After being validated in this way, the classifier can be applied to recognize and classify other patterns. Assignment of a light-scattering pattern to a class relies on a fusion rule. One goal of classification is to discriminate bacterial spore patterns, i.e., to correctly assign patterns to the Bacillus subtilis class (Bq-set). Figure 2 shows a typical result from an analysis of 957 outdoor dust patterns (K5-set), assumed not to contain any Bacillus subtilis spores. Each pattern in the K5 set is represented by a point on the plane of the first two principal components, and has a color-coded label based on the class to which it is assigned. Applying our classifier to this set, a total of 98 patterns (10%) were falsely recognized as Bq, while the remainder were assigned to the other two training classes, Fq and Pq.¹⁰

Figure 2. Classification of 957 two-dimensional angular optical scattering (TAOS) patterns from outdoor sampling (K5-set). The number assigned to each K5 pattern is plotted on the first two principal components plane {z₁, z₂}. Patterns assigned to the Fq or Pq training classes are color coded cyan or green respectively, while those assigned to the bacterial spore class Bq (false positives) are color coded blue. Pattern numbers shown in red correspond to the six images in the side columns.

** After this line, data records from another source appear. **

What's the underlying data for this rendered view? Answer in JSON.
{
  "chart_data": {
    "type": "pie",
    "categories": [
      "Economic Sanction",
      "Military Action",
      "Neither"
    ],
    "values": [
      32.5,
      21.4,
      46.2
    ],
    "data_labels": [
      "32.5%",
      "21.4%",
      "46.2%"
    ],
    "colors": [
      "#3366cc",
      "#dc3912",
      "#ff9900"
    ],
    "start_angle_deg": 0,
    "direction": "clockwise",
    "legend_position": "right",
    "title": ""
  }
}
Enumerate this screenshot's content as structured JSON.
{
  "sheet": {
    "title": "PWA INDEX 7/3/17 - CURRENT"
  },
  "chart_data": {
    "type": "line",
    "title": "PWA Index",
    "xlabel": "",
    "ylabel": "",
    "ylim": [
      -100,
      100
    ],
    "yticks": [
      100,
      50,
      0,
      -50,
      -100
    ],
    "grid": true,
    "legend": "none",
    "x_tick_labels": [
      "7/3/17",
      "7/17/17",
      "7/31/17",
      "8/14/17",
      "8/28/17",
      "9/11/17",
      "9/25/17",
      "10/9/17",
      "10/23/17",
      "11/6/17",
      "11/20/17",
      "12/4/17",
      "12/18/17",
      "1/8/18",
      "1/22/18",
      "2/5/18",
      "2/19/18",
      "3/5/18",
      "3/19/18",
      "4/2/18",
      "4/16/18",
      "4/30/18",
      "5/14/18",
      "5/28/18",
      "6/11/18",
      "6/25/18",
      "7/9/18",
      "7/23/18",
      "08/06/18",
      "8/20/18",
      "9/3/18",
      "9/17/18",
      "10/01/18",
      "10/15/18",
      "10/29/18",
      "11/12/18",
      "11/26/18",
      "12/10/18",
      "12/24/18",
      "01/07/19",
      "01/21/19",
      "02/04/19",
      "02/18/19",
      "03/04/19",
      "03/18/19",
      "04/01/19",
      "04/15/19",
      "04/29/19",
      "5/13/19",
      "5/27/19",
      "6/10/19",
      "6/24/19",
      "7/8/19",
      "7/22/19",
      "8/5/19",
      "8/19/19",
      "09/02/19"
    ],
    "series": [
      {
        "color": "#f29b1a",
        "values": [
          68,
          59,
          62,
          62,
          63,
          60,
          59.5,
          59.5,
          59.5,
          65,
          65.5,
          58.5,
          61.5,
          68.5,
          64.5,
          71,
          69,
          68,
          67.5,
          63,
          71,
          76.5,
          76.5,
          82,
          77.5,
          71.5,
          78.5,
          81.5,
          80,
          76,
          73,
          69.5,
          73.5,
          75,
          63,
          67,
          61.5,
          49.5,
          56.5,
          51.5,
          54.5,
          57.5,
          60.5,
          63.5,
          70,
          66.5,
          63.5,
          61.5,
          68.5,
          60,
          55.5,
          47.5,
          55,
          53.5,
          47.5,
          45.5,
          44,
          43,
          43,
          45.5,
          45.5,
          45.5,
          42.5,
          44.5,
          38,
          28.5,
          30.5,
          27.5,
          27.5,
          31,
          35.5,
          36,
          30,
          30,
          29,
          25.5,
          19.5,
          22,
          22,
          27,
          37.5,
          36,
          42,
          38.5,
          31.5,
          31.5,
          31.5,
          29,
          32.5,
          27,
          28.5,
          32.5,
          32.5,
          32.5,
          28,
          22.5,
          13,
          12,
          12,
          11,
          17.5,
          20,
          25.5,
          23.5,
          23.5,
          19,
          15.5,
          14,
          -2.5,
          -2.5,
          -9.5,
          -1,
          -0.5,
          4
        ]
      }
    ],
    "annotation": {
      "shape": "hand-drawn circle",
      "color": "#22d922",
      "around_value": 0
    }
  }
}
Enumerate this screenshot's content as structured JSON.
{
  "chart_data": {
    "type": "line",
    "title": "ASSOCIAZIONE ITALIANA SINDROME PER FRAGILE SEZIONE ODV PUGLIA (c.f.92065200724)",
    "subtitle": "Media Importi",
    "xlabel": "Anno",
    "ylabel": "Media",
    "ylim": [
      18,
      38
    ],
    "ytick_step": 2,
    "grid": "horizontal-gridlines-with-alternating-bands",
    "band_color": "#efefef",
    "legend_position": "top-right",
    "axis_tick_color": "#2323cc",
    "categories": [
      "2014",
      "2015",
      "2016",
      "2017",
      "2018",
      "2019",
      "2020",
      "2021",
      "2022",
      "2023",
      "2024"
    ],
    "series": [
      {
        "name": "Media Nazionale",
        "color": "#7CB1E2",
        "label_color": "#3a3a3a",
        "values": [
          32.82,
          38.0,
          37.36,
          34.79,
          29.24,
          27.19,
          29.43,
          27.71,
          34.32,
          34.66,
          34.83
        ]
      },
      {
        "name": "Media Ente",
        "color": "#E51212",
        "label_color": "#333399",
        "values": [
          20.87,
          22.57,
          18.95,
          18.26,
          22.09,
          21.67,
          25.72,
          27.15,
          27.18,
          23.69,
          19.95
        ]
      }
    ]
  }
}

Similarly (figures not shown), when the same classifier was applied to the sq pattern set (an aggregate of diesel engine soot particles), it yielded ≃11% false positives. Finally, when applied to the entire Bq set (composed of 91 patterns assumed to come solely from bacterial spores, most of which were not used for training), the classifier correctly recognized 73 out of the 91 Bq patterns. In other words it had ≃20% false negatives. In our ongoing work, we will seek to improve the selectivity of the classifier or at least to assess its performance bounds.

The authors gratefully acknowledge the financial support of Contract W911NF 11-1-0277 R&D 1449-BC-01 granted to the University of Milano-Bicocca by the US Army Research, Development, and Engineering Command (RDECOM) Acquisition Center.